I have two new really good whitelists I have learned about.

caauthservice.state.gov : for passports
mohela.com : new student loan government provider

Both should be marked always whitelist.

DBMandrake

@jonathanlee said in Squid Proxy - Whitelist domains - Any lists out there?:

Hello it was not my intention to jump to conclusions, I want to try to help. I have just noticed you said "Google Chrome is particularly problematic because it makes direct (normal) DNS queries to 8.8.8.8 all the time and ignores the locally specified servers unless it can't get a response. So this has to be blocked with firewall rules and is blocked with reject rather than drop so it gets an immediate failure to avoid name lookup delays..."

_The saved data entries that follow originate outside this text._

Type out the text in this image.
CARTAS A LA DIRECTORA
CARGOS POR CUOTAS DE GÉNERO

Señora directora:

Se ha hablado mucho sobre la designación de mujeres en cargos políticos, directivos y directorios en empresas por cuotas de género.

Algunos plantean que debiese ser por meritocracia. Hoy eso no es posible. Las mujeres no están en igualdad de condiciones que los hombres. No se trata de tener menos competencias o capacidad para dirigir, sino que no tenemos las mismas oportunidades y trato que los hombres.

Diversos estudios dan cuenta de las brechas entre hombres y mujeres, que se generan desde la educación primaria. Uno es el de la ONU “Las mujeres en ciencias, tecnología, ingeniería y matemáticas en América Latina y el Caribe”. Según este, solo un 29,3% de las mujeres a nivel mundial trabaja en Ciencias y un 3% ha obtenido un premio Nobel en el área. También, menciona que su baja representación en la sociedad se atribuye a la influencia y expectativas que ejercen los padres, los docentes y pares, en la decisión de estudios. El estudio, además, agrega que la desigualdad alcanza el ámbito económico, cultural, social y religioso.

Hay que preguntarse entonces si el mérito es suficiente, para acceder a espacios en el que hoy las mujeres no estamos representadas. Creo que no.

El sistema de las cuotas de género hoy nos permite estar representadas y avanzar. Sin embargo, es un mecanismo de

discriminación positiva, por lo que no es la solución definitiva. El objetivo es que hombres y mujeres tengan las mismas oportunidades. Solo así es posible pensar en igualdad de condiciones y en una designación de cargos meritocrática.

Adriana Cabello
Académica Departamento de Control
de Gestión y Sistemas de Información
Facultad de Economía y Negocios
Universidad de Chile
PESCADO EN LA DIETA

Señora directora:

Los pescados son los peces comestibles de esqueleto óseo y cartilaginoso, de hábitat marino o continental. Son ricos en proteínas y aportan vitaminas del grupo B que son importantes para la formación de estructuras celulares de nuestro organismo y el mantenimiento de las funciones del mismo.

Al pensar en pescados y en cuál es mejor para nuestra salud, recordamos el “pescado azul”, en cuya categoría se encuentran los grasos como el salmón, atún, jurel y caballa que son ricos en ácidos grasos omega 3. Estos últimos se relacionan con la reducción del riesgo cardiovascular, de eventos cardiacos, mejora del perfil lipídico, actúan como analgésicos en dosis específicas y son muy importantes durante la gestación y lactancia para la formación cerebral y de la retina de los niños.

Have you tried to configure a port forward ? I have anything that attempts DNS port 53 or 853 to be forwarded to the firewall. It works great for my home set up. Here is how I did it.

Hi,

I've seen the advice in many articles to use port forwarding to redirect all outgoing DNS queries back to the DNS server running on PFSense - the only problem is it just doesn't work, at least with my network configuration.

I've spent a while trying to debug why it doesn't work to no avail, no response is ever forthcoming from unbound, so I have just stuck with blocking rather than redirecting - only specific devices are allowed to make public DNS queries with most clients blocked and forced to use provided internal DNS servers. It has the same end effect.